Prostate cancer is the most common cancer in men in the UK, with about 55,000 new cases every year. But despite its popularity, it remains the most common cancer in the UK without a formal screening programme - a bit like the most popular kid in school who somehow never gets invited to the party.
Only a small group of high-risk men are currently eligible for regular screening, because the harms associated with the PSA blood test apparently outweigh the benefits in most cases. However, tens of thousands more black men aged 45-74 are to be invited for checks as part of an ongoing trial called TRANSFORM, because the government has finally noticed that black men have double the risk - one in four versus one in eight for the general population.
The prostate, a walnut-sized gland sitting just below the bladder, surrounds the urethra - the tube that takes urine out through the penis. Prostate cancer involves abnormal and uncontrolled cell growth, often developing slowly. Some people never develop problems; others get the aggressive, deadly version that ruins everyone's day.
There are about 12,200 prostate cancer deaths every year, according to Cancer Research UK. It's most common in men over 75, and cases in the under-50s are rare. Your risk goes up if you have a close relative - father, brother, grandfather, or uncle - who's had it.

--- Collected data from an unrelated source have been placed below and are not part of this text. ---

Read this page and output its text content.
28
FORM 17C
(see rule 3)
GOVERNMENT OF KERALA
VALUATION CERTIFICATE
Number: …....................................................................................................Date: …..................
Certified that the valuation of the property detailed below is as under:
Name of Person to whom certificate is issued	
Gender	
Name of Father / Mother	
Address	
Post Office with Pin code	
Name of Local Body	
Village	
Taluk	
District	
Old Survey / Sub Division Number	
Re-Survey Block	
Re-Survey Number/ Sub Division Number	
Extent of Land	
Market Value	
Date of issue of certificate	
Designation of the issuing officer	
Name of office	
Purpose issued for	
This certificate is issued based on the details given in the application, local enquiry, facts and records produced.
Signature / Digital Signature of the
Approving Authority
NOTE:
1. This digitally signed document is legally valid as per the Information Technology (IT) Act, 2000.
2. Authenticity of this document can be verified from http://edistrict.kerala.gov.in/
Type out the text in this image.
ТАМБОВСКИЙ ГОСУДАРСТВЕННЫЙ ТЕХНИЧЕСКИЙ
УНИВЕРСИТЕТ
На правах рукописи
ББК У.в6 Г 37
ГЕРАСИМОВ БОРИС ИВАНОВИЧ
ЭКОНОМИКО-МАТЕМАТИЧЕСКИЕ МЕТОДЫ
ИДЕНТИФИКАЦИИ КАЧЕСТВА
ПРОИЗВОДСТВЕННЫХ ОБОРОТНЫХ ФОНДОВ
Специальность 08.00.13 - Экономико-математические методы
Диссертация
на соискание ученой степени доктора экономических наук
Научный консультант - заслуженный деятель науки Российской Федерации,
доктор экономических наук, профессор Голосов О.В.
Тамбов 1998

Symptoms can also be caused by other conditions, but the responsible thing is to get checked anyway.
Prostate Cancer UK has a 30-second online risk checker. You should speak to your GP if you think you're at higher risk. There's no single diagnostic test; doctors use a combination of the PSA blood test, scans, and biopsies. A high PSA doesn't always mean cancer - it can also spike from infections or, apparently, vigorous exercise and sexual activity. So if you want a PSA test, refrain from both for two days beforehand. Yes, you read that right.
Doctors are considering whether adding MRI scans to PSA tests might improve the situation. Campaigners, including cyclist Sir Chris Hoy - who announced his cancer is terminal - have argued for regular testing of high-risk groups. In May 2026, ministers backed a UK National Screening Committee recommendation that only men with a BRCA2 gene variant and a family history of breast, ovarian, pancreatic, or prostate cancer should be eligible for regular testing. That's a few thousand men each year, invited for a PSA blood test every two years between ages 45 and 61.

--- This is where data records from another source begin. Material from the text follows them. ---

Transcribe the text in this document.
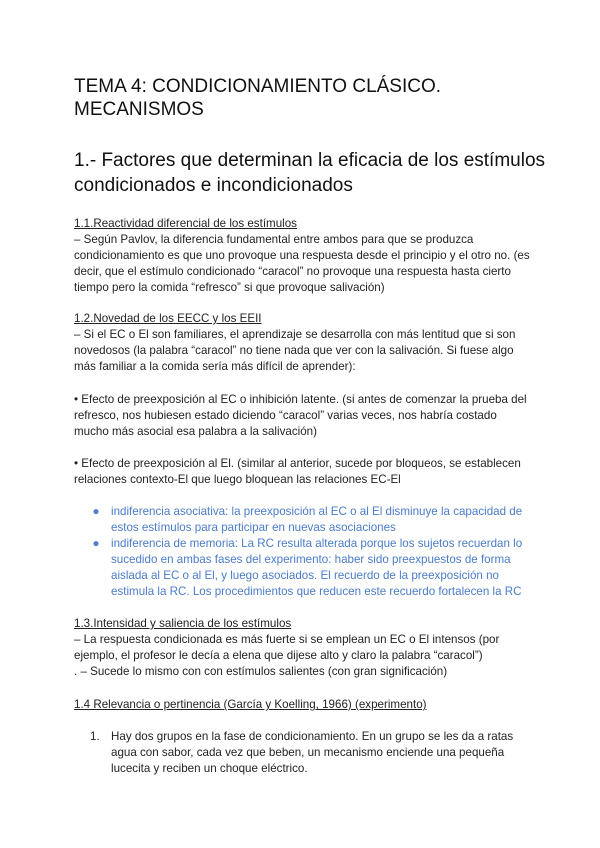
TEMA 4: CONDICIONAMIENTO CLÁSICO. MECANISMOS
1.- Factores que determinan la eficacia de los estímulos condicionados e incondicionados

1.1.Reactividad diferencial de los estímulos

– Según Pavlov, la diferencia fundamental entre ambos para que se produzca condicionamiento es que uno provoque una respuesta desde el principio y el otro no. (es decir, que el estímulo condicionado “caracol” no provoque una respuesta hasta cierto tiempo pero la comida “refresco” si que provoque salivación)

1.2.Novedad de los EECC y los EEII

– Si el EC o El son familiares, el aprendizaje se desarrolla con más lentitud que si son novedosos (la palabra “caracol” no tiene nada que ver con la salivación. Si fuese algo más familiar a la comida sería más difícil de aprender):

• Efecto de preexposición al EC o inhibición latente. (si antes de comenzar la prueba del refresco, nos hubiesen estado diciendo “caracol” varias veces, nos habría costado mucho más asocial esa palabra a la salivación)
• Efecto de preexposición al El. (similar al anterior, sucede por bloqueos, se establecen relaciones contexto-El que luego bloquean las relaciones EC-El
● indiferencia asociativa: la preexposición al EC o al El disminuye la capacidad de estos estímulos para participar en nuevas asociaciones
● indiferencia de memoria: La RC resulta alterada porque los sujetos recuerdan lo sucedido en ambas fases del experimento: haber sido preexpuestos de forma aislada al EC o al El, y luego asociados. El recuerdo de la preexposición no estimula la RC. Los procedimientos que reducen este recuerdo fortalecen la RC

1.3.Intensidad y saliencia de los estímulos

– La respuesta condicionada es más fuerte si se emplean un EC o El intensos (por ejemplo, el profesor le decía a elena que dijese alto y claro la palabra “caracol”)

. – Sucede lo mismo con con estímulos salientes (con gran significación)

1.4 Relevancia o pertinencia (García y Koelling, 1966) (experimento)

1. Hay dos grupos en la fase de condicionamiento. En un grupo se les da a ratas agua con sabor, cada vez que beben, un mecanismo enciende una pequeña lucecita y reciben un choque eléctrico.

The screening committee noted that screening can miss deadly cancers and detect those that never need treatment. The small number of lives saved would be outweighed by patients harmed by unnecessary treatment, which can lead to loss of bladder control. So, the NHS is essentially saying: we'd rather not catch it than over-treat it.
Meanwhile, the TRANSFORM trial will invite all black men aged 45-74 to participate in research investigating better testing methods. Charity Prostate Cancer UK called it "a truly historic moment." Treatment options include observation, surgery, radiotherapy, hormone therapy, and destroying cancer cells with extreme cold (cryotherapy) or high-intensity focused ultrasound. Because when it comes to fighting cancer, we'll freeze it or fry it - whatever works.